Поднимается он со скамейки, подходит к двери во вторую комнату и распахивает ее ногой:
— Силь ву пле, мадам, как говорят в хорошем обществе. Прошу раздеваться и раскладываться. Я вхожу, вижу одну койку и спрашиваю:
— А вы где же ляжете? Или тут еще есть помещение?

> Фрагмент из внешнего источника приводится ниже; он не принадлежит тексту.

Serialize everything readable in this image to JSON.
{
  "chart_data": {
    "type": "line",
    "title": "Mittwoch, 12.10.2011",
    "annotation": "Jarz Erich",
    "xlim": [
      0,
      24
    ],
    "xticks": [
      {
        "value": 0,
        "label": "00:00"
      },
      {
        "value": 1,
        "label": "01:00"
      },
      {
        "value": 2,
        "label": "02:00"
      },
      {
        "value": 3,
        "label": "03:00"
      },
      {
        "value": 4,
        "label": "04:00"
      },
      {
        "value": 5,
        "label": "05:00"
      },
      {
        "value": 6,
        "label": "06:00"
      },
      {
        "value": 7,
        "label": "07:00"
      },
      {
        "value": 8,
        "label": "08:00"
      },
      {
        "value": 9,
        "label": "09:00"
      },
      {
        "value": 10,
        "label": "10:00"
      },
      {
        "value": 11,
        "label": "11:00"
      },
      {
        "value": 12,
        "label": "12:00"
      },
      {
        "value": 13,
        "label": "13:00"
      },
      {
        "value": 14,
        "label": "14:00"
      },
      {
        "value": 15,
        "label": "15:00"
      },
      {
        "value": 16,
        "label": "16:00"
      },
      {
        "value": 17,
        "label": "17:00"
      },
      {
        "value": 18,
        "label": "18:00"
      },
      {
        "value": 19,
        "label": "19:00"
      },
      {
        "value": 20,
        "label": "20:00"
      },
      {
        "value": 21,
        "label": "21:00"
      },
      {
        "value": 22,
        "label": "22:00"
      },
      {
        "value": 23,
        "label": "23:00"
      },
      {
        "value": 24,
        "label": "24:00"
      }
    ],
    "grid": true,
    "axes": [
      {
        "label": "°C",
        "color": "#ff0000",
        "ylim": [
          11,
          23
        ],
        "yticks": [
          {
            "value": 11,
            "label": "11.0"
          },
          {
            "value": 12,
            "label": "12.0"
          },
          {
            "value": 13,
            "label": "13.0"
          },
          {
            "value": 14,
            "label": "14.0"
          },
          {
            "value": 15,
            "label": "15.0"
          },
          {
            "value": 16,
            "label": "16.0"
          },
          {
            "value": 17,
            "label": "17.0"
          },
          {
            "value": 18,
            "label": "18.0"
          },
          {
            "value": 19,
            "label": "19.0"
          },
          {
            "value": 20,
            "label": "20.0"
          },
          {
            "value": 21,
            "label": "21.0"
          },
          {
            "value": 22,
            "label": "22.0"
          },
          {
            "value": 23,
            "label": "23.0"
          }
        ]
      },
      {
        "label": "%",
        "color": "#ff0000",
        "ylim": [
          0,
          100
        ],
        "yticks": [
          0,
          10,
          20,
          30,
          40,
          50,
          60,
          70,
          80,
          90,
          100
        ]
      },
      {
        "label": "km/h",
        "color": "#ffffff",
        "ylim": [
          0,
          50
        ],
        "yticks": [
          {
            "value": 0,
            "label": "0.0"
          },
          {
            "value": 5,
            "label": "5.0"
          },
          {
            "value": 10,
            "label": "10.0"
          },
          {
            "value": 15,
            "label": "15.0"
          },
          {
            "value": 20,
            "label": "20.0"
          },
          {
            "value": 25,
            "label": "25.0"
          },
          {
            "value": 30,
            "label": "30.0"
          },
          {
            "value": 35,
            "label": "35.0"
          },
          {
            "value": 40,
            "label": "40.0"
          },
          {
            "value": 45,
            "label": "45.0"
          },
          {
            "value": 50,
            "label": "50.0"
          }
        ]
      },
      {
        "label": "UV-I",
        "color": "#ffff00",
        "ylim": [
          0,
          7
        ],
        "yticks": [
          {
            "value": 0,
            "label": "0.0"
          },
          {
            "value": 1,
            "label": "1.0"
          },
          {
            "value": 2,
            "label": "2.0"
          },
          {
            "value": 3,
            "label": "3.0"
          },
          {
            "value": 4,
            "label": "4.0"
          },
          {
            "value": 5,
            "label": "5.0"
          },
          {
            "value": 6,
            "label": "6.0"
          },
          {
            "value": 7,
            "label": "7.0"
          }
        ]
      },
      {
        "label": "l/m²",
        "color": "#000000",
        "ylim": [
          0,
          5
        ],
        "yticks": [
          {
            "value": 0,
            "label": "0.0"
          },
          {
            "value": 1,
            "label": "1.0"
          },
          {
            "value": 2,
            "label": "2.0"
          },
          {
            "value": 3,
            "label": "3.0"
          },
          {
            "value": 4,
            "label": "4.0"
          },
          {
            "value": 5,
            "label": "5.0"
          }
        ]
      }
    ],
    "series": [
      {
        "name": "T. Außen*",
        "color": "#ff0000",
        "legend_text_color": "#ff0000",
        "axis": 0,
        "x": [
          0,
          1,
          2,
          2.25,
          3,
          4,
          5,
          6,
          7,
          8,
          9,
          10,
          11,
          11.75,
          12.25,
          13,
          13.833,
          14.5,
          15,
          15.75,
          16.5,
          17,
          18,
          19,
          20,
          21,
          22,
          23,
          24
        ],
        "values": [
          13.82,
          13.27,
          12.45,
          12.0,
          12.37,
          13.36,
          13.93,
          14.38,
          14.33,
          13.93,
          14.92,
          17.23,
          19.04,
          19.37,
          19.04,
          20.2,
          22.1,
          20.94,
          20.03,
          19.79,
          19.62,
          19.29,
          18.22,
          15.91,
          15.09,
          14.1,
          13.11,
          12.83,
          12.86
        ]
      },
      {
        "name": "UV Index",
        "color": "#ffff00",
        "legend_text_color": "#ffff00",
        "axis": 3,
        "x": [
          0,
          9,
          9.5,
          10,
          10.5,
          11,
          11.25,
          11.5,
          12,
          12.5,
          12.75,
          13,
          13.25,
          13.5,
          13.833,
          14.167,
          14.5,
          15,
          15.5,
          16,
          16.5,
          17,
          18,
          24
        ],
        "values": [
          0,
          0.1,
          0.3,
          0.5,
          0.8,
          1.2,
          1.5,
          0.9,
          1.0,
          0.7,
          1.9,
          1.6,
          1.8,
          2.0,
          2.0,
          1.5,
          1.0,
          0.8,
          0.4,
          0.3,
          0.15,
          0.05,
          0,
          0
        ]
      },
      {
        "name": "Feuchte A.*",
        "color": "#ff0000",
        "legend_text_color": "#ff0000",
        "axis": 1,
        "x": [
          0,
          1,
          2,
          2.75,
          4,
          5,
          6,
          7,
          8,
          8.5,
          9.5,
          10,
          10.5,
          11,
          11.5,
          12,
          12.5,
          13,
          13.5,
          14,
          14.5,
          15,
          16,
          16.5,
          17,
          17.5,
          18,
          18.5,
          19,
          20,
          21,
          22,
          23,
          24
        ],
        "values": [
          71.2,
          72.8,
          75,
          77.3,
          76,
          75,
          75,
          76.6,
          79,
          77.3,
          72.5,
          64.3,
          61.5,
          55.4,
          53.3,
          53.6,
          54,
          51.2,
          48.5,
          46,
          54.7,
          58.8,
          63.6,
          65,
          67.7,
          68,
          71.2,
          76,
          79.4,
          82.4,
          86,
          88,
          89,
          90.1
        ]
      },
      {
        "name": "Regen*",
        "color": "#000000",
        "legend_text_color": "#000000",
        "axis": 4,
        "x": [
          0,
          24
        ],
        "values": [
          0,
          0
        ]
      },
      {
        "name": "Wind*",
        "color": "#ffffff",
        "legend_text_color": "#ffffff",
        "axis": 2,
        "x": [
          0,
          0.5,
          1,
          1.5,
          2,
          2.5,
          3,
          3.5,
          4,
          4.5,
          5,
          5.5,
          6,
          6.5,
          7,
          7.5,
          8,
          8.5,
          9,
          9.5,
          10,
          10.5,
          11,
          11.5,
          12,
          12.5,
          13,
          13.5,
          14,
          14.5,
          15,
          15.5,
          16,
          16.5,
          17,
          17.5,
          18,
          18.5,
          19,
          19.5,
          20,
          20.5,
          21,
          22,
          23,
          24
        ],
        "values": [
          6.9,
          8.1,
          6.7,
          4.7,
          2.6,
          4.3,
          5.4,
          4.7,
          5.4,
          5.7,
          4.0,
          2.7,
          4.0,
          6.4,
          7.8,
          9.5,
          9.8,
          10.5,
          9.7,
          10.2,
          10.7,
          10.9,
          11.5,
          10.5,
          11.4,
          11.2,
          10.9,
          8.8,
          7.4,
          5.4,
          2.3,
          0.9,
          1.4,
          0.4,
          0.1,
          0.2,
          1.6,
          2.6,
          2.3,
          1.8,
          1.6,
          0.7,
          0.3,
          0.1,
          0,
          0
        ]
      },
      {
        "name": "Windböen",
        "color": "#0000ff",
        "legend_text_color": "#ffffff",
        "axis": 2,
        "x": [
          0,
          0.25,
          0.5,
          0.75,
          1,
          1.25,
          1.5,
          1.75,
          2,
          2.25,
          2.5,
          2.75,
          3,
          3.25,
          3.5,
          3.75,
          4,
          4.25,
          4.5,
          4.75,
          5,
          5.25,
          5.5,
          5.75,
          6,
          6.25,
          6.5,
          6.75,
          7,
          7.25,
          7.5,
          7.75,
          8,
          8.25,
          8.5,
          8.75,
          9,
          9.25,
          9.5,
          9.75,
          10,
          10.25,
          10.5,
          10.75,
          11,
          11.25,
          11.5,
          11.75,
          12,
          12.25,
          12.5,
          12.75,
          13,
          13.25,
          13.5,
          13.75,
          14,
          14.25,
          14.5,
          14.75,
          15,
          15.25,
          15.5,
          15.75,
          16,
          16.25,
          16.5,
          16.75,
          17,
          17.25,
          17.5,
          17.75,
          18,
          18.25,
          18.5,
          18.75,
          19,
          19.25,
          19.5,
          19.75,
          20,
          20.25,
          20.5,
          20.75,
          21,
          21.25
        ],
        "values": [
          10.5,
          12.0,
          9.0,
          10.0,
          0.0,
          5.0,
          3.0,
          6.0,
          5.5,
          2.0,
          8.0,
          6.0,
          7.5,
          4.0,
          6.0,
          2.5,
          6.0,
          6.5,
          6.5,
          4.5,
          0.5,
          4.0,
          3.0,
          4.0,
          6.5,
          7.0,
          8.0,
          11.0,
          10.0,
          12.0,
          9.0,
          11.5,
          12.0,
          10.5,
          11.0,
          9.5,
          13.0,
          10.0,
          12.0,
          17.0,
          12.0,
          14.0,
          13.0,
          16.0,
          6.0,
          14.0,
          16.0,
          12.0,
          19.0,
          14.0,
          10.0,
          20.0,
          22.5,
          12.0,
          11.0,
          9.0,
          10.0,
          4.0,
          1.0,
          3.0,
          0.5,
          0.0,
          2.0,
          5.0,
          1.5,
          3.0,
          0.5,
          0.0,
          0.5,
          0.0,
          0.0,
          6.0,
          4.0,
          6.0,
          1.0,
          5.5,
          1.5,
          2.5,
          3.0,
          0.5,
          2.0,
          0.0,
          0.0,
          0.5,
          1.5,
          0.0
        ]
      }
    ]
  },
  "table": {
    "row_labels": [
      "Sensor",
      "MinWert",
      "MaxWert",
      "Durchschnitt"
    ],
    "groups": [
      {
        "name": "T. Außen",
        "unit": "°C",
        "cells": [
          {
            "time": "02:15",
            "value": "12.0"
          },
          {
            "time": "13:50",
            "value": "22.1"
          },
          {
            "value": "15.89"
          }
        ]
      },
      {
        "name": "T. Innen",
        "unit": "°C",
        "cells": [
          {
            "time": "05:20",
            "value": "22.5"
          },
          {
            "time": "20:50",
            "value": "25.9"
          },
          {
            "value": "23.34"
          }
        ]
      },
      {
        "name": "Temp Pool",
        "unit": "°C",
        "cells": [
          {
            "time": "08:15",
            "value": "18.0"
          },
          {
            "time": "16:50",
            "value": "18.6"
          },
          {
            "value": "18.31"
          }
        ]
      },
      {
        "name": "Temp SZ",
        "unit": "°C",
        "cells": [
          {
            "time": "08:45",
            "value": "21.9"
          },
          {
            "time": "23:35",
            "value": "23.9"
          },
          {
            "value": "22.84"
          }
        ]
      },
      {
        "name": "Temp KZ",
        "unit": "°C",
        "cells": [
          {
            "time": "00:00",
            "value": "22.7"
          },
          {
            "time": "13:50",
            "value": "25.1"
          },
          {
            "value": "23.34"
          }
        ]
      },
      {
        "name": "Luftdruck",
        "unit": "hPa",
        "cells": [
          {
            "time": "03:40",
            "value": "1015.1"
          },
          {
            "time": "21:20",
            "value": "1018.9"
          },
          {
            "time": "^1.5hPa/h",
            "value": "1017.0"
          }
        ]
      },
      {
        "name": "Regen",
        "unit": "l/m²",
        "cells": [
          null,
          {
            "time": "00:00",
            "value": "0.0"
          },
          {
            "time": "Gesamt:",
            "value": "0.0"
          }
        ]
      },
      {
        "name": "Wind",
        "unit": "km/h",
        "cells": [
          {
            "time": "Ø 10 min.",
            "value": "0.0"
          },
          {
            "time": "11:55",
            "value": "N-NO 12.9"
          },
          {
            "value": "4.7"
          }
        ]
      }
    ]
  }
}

— Зачем такая роскошь? Мы со Степой по очереди будем, нам не впервой.
И начинает он раздеваться, поглядывая на меня с недоброй ухмылкой. Тут я окончательно поняла, что он задумал.
— Что вы собираетесь делать?
— Что хочу и сделаю, то и собираюсь. Не одетым же на бабу лезть.
Подходит он ко мне, опешившей, хватает за плечи и швыряет на койку. Я в слезы, прошу отпустить, не трогать. А он сдавил мне горло и шипит.
— Замолчи и не вертухайся! А то сейчас враз прикончу, в лес сволоку и там волкам на съедение брошу, как последнюю падаль!
И такая лютая-лютая в его голосе ненависть ко мне, что я обмерла от ужаса: в жизни меня никто так не ненавидел! Пытаюсь я что-то сказать, объясниться, а он мне подушку на лицо накинул:
— Молчи, а то сейчас задохнешься, падаль!
Сделал он свое дело быстро и будто с отвращением. И это тоже было непонятно, унизительно и страшно. Тотчас встал, оделся и отворил дверь в первую комнату.
— Степа, я ее сделал. Можешь ты теперь идти.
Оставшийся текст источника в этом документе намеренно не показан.